An article by Issamaldeen A. Majed

Originally published on 20 May 2026 by Peace Human Rights Governance, University of Padua, Italy. The original article is available here.

ABSTRACT

The Mesopotamian Marshes represent one of the world’s most distinctive indigenous homelands, where environmental systems and cultural identity co-evolved for millennia. This paper examines the near-total destruction of this ecosystem in the late twentieth century and argues that large-scale hydrological engineering, coupled with state-directed repression, constituted a deliberate strategy of forced eviction and environmental destruction. Drawing on United Nations assessments, demographic data, historical reports, and interviews with a small sample of local inhabitants, the paper demonstrates that the drainage of the marshes was not merely ecological degradation, but a form of weaponized environmental violence that undermined indigenous self-determination, dismantled communal housing rights, and threatened the survival of an ethnic group.
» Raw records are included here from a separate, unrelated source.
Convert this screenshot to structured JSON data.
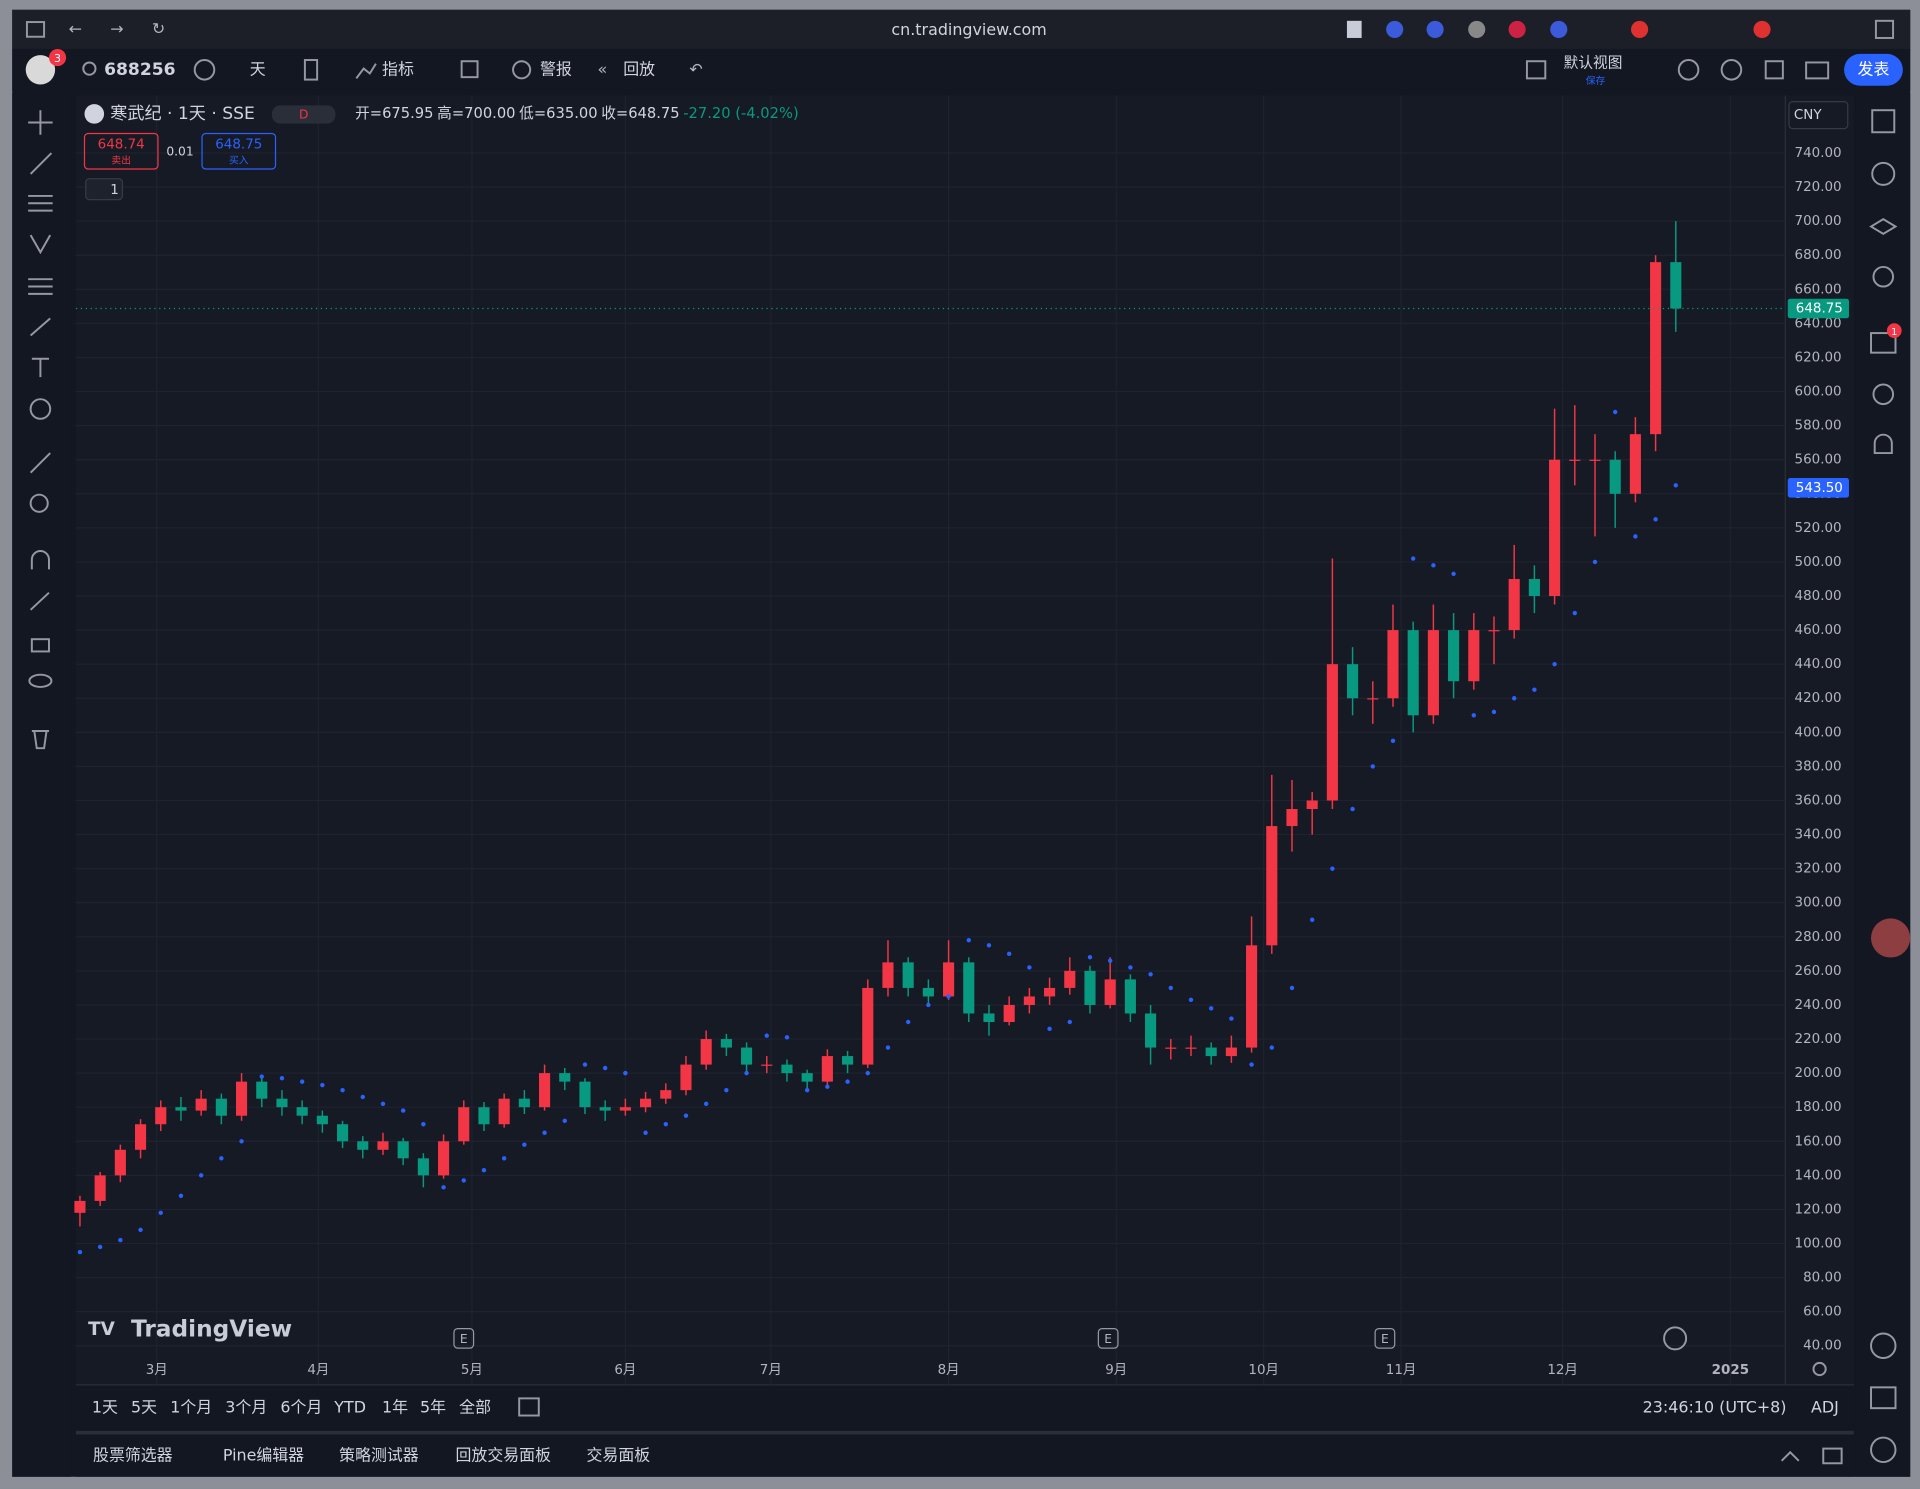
{
  "browser": {
    "url": "cn.tradingview.com"
  },
  "toolbar": {
    "badge": "3",
    "symbol": "688256",
    "interval": "天",
    "indicators": "指标",
    "alerts": "警报",
    "replay": "回放",
    "layout": "默认视图",
    "layout_sub": "保存",
    "publish": "发表"
  },
  "legend": {
    "title": "寒武纪 · 1天 · SSE",
    "session": "D",
    "open": "开=675.95",
    "high": "高=700.00",
    "low": "低=635.00",
    "close": "收=648.75",
    "change": "-27.20 (-4.02%)",
    "sell_price": "648.74",
    "sell": "卖出",
    "spread": "0.01",
    "buy_price": "648.75",
    "buy": "买入",
    "indicators": "1"
  },
  "chart_data": {
    "type": "candlestick",
    "candles": [
      [
        118,
        128,
        110,
        125
      ],
      [
        125,
        142,
        122,
        140
      ],
      [
        140,
        158,
        136,
        155
      ],
      [
        155,
        173,
        150,
        170
      ],
      [
        170,
        184,
        166,
        180
      ],
      [
        180,
        186,
        172,
        178
      ],
      [
        178,
        190,
        175,
        185
      ],
      [
        185,
        188,
        170,
        175
      ],
      [
        175,
        200,
        172,
        195
      ],
      [
        195,
        197,
        180,
        185
      ],
      [
        185,
        190,
        175,
        180
      ],
      [
        180,
        184,
        170,
        175
      ],
      [
        175,
        178,
        165,
        170
      ],
      [
        170,
        172,
        156,
        160
      ],
      [
        160,
        163,
        150,
        155
      ],
      [
        155,
        165,
        152,
        160
      ],
      [
        160,
        162,
        146,
        150
      ],
      [
        150,
        153,
        133,
        140
      ],
      [
        140,
        164,
        138,
        160
      ],
      [
        160,
        184,
        158,
        180
      ],
      [
        180,
        183,
        166,
        170
      ],
      [
        170,
        188,
        168,
        185
      ],
      [
        185,
        190,
        176,
        180
      ],
      [
        180,
        205,
        178,
        200
      ],
      [
        200,
        203,
        190,
        195
      ],
      [
        195,
        197,
        176,
        180
      ],
      [
        180,
        184,
        172,
        178
      ],
      [
        178,
        185,
        175,
        180
      ],
      [
        180,
        189,
        177,
        185
      ],
      [
        185,
        194,
        182,
        190
      ],
      [
        190,
        210,
        187,
        205
      ],
      [
        205,
        225,
        202,
        220
      ],
      [
        220,
        223,
        210,
        215
      ],
      [
        215,
        218,
        200,
        205
      ],
      [
        205,
        210,
        200,
        205
      ],
      [
        205,
        208,
        195,
        200
      ],
      [
        200,
        202,
        190,
        195
      ],
      [
        195,
        214,
        192,
        210
      ],
      [
        210,
        213,
        200,
        205
      ],
      [
        205,
        255,
        203,
        250
      ],
      [
        250,
        278,
        245,
        265
      ],
      [
        265,
        268,
        245,
        250
      ],
      [
        250,
        255,
        240,
        245
      ],
      [
        245,
        278,
        243,
        265
      ],
      [
        265,
        268,
        230,
        235
      ],
      [
        235,
        240,
        222,
        230
      ],
      [
        230,
        245,
        228,
        240
      ],
      [
        240,
        250,
        235,
        245
      ],
      [
        245,
        256,
        240,
        250
      ],
      [
        250,
        268,
        246,
        260
      ],
      [
        260,
        263,
        235,
        240
      ],
      [
        240,
        268,
        238,
        255
      ],
      [
        255,
        258,
        230,
        235
      ],
      [
        235,
        240,
        205,
        215
      ],
      [
        215,
        220,
        208,
        215
      ],
      [
        215,
        222,
        210,
        215
      ],
      [
        215,
        218,
        205,
        210
      ],
      [
        210,
        222,
        206,
        215
      ],
      [
        215,
        292,
        212,
        275
      ],
      [
        275,
        375,
        270,
        345
      ],
      [
        345,
        372,
        330,
        355
      ],
      [
        355,
        365,
        340,
        360
      ],
      [
        360,
        502,
        355,
        440
      ],
      [
        440,
        450,
        410,
        420
      ],
      [
        420,
        430,
        405,
        420
      ],
      [
        420,
        475,
        415,
        460
      ],
      [
        460,
        465,
        400,
        410
      ],
      [
        410,
        475,
        405,
        460
      ],
      [
        460,
        470,
        420,
        430
      ],
      [
        430,
        470,
        425,
        460
      ],
      [
        460,
        468,
        440,
        460
      ],
      [
        460,
        510,
        455,
        490
      ],
      [
        490,
        498,
        470,
        480
      ],
      [
        480,
        590,
        475,
        560
      ],
      [
        560,
        592,
        545,
        560
      ],
      [
        560,
        575,
        515,
        560
      ],
      [
        560,
        565,
        520,
        540
      ],
      [
        540,
        585,
        535,
        575
      ],
      [
        575,
        680,
        565,
        675.95
      ],
      [
        675.95,
        700,
        635,
        648.75
      ]
    ],
    "sar": [
      95,
      98,
      102,
      108,
      118,
      128,
      140,
      150,
      160,
      198,
      197,
      195,
      193,
      190,
      186,
      182,
      178,
      170,
      133,
      137,
      143,
      150,
      158,
      165,
      172,
      205,
      203,
      200,
      165,
      170,
      175,
      182,
      190,
      200,
      222,
      221,
      190,
      192,
      195,
      200,
      215,
      230,
      240,
      245,
      278,
      275,
      270,
      262,
      226,
      230,
      268,
      266,
      262,
      258,
      250,
      243,
      238,
      232,
      205,
      215,
      250,
      290,
      320,
      355,
      380,
      395,
      502,
      498,
      493,
      410,
      412,
      420,
      425,
      440,
      470,
      500,
      588,
      515,
      525,
      545
    ],
    "up_color": "#f23645",
    "down_color": "#089981",
    "sar_color": "#2962ff",
    "xlim": [
      -0.2,
      84.3
    ],
    "xticks": [
      {
        "value": 3.8,
        "label": "3月"
      },
      {
        "value": 11.8,
        "label": "4月"
      },
      {
        "value": 19.4,
        "label": "5月"
      },
      {
        "value": 27,
        "label": "6月"
      },
      {
        "value": 34.2,
        "label": "7月"
      },
      {
        "value": 43,
        "label": "8月"
      },
      {
        "value": 51.3,
        "label": "9月"
      },
      {
        "value": 58.6,
        "label": "10月"
      },
      {
        "value": 65.4,
        "label": "11月"
      },
      {
        "value": 73.4,
        "label": "12月"
      },
      {
        "value": 81.7,
        "label": "2025"
      }
    ],
    "ylim": [
      35.7,
      772.3
    ],
    "yticks": [
      {
        "value": 40,
        "label": "40.00"
      },
      {
        "value": 60,
        "label": "60.00"
      },
      {
        "value": 80,
        "label": "80.00"
      },
      {
        "value": 100,
        "label": "100.00"
      },
      {
        "value": 120,
        "label": "120.00"
      },
      {
        "value": 140,
        "label": "140.00"
      },
      {
        "value": 160,
        "label": "160.00"
      },
      {
        "value": 180,
        "label": "180.00"
      },
      {
        "value": 200,
        "label": "200.00"
      },
      {
        "value": 220,
        "label": "220.00"
      },
      {
        "value": 240,
        "label": "240.00"
      },
      {
        "value": 260,
        "label": "260.00"
      },
      {
        "value": 280,
        "label": "280.00"
      },
      {
        "value": 300,
        "label": "300.00"
      },
      {
        "value": 320,
        "label": "320.00"
      },
      {
        "value": 340,
        "label": "340.00"
      },
      {
        "value": 360,
        "label": "360.00"
      },
      {
        "value": 380,
        "label": "380.00"
      },
      {
        "value": 400,
        "label": "400.00"
      },
      {
        "value": 420,
        "label": "420.00"
      },
      {
        "value": 440,
        "label": "440.00"
      },
      {
        "value": 460,
        "label": "460.00"
      },
      {
        "value": 480,
        "label": "480.00"
      },
      {
        "value": 500,
        "label": "500.00"
      },
      {
        "value": 520,
        "label": "520.00"
      },
      {
        "value": 540,
        "label": "540.00"
      },
      {
        "value": 560,
        "label": "560.00"
      },
      {
        "value": 580,
        "label": "580.00"
      },
      {
        "value": 600,
        "label": "600.00"
      },
      {
        "value": 620,
        "label": "620.00"
      },
      {
        "value": 640,
        "label": "640.00"
      },
      {
        "value": 660,
        "label": "660.00"
      },
      {
        "value": 680,
        "label": "680.00"
      },
      {
        "value": 700,
        "label": "700.00"
      },
      {
        "value": 720,
        "label": "720.00"
      },
      {
        "value": 740,
        "label": "740.00"
      }
    ],
    "grid": true,
    "last_price": {
      "value": 648.75,
      "label": "648.75"
    },
    "sar_next": {
      "value": 543.5,
      "label": "543.50"
    },
    "events": [
      {
        "value": 19,
        "label": "E"
      },
      {
        "value": 50.9,
        "label": "E"
      },
      {
        "value": 64.6,
        "label": "E"
      }
    ],
    "currency": "CNY",
    "watermark": "TradingView"
  },
  "range_bar": {
    "ranges": [
      "1天",
      "5天",
      "1个月",
      "3个月",
      "6个月",
      "YTD",
      "1年",
      "5年",
      "全部"
    ],
    "time": "23:46:10 (UTC+8)",
    "adj": "ADJ"
  },
  "bottom_panel": {
    "tabs": [
      "股票筛选器",
      "Pine编辑器",
      "策略测试器",
      "回放交易面板",
      "交易面板"
    ]
  },
  "sidebar": {
    "badge": "1"
  }
}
The analysis examines how these actions produced a partly irreversible ecocide and highlights broader failures of multilateral governance to protect vulnerable populations in ecologically sensitive regions. Nevertheless, the paper provides evidence of positive repopulation trends over the last decade and argues that the Marsh Arab voices need to be heard. By integrating ecological evidence with a human rights framework, this study advances a reparative agenda centered on land restoration, economic compensation to affected families, legal recognition of communal tenure, and cultural revitalization. The findings call for national and regional policy approaches that recognize the weaponization of water as a human rights violation and position indigenous agency at the forefront of environmental governance, local development, and post-conflict reconstruction. In doing so, the paper contributes to the growing discourse on ecological justice and the need to link environmental protection with housing rights, cultural autonomy, and self-determination of local communities.